For his Brisbane exhibition, Timme takes the temporal experience of the Pestorius Sweeney House, with its Miesian flow and blurring of inside and out, as a springboard. The show’s title, ‘Clouds’, evokes multiple associations, amongst other things to Gabriel Poole’s dramatic 1967 photograph of the house on the cover of the small book devoted to it; to the predominantly Minimal-Conceptual program of the house over the last two decades (here clouds are the thought bubbles of cartoons, a Popist tradition that Timme is particularly adept at); and to the ever-changing conditions of natural light and the temporality this brings to the installation. All of these things find form in a new body of work that joins with the architecture in a reflexive doubling of its theatricality and discursive situation.

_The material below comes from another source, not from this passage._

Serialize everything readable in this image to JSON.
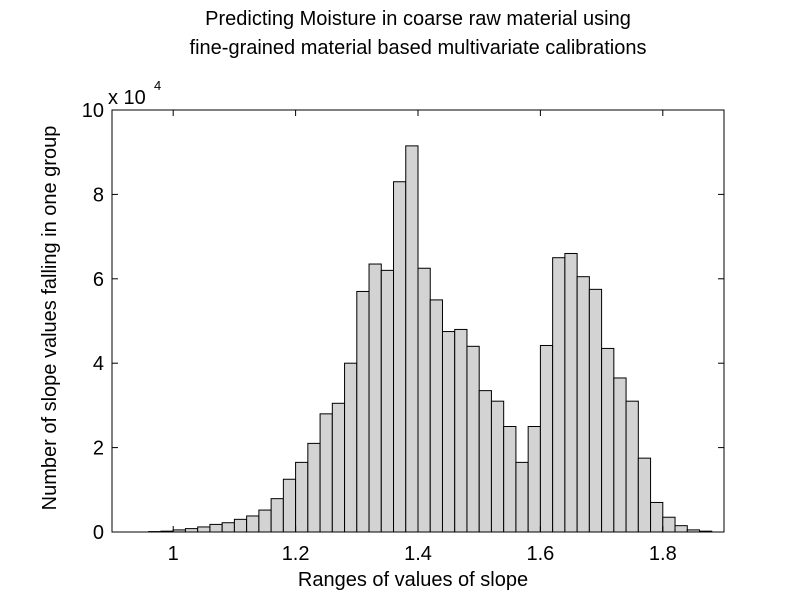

Another aspect of Timme’s Brisbane exhibition is its engagement with the discoveries of his fellow countryman, Sigmar Polke (1941–2010), whose 1981 travels in Australia’s Central Desert led him to a heightened appreciation of colour, especially purple, and its materiality. Timme recently retraced Polke’s steps with a view to experiencing for himself what its Aboriginal inhabitants have known for thousands of years — as the watercolours of Albert Namatjira (1902-1959) and his Arrernte followers so powerfully attest — and what Polke once mysteriously described as “an entirely abstract affair that you only get in this part of the world”.